# Help Picking an IPM Module



## jegues (Aug 5, 2013)

Bump, anyone else have any suggestions?


----------



## Tesseract (Sep 27, 2008)

If you want advice on which IPM to use I suggest contacting the manufacturers of them. IPMs are rarely used in commercial products because they are invariably "single-source" items (ie - no direct cross-reference to a competitor) and cost more than a separate module and gate driver design (and often perform worse than the separate solution, too).


----------



## tylerwatts (Feb 9, 2012)

Look at open source ac controller thread on here!


----------



## JRoque (Mar 9, 2010)

Hi.

Not sure what your budget is but I would skip the design headaches and risks and go Soliton Junior. A quick price check on that MOSFET shows that it's $300 and you have to buy 10 of them at a minimum. Maybe eBay can help but that could be a risky source.

The Soliton Jr might work with your PM motor, check with them. If it does, it opens up a huge amount of flexibility and tuning for your application - along with proven reliability and safety. The last thing you need is to have a locked controller while you're full speed on your bike. 
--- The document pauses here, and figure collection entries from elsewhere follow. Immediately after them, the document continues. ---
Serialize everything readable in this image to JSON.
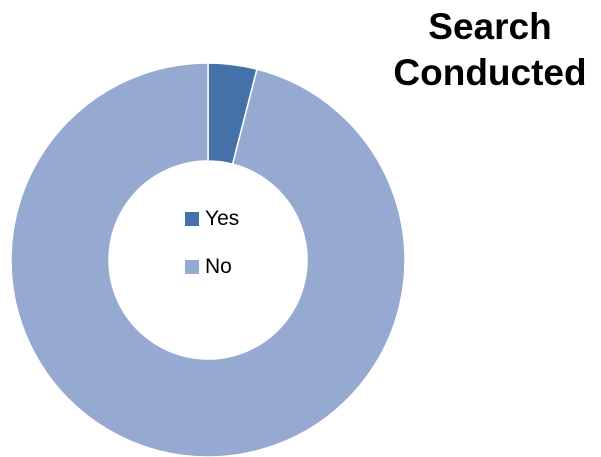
{
  "chart_data": {
    "type": "pie",
    "donut": true,
    "title_lines": [
      "Search",
      "Conducted"
    ],
    "categories": [
      "Yes",
      "No"
    ],
    "values": [
      4,
      96
    ],
    "colors": [
      "#4472A8",
      "#95A9D1"
    ],
    "legend_position": "center"
  }
}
If you accept the safety and other risks to save some money, then there's "open source" projects that have done complete controllers and might be a good reference. 

JR


----------



## tylerwatts (Feb 9, 2012)

Think we've missed a trick and this is a brushed DC permanent magnet motor like a Lynch motor. In this case a small DC controller is fine. For the cost I'd say get a small Alltrax unit, second hand if need be, or a golf cart controller which is essentially the same.


----------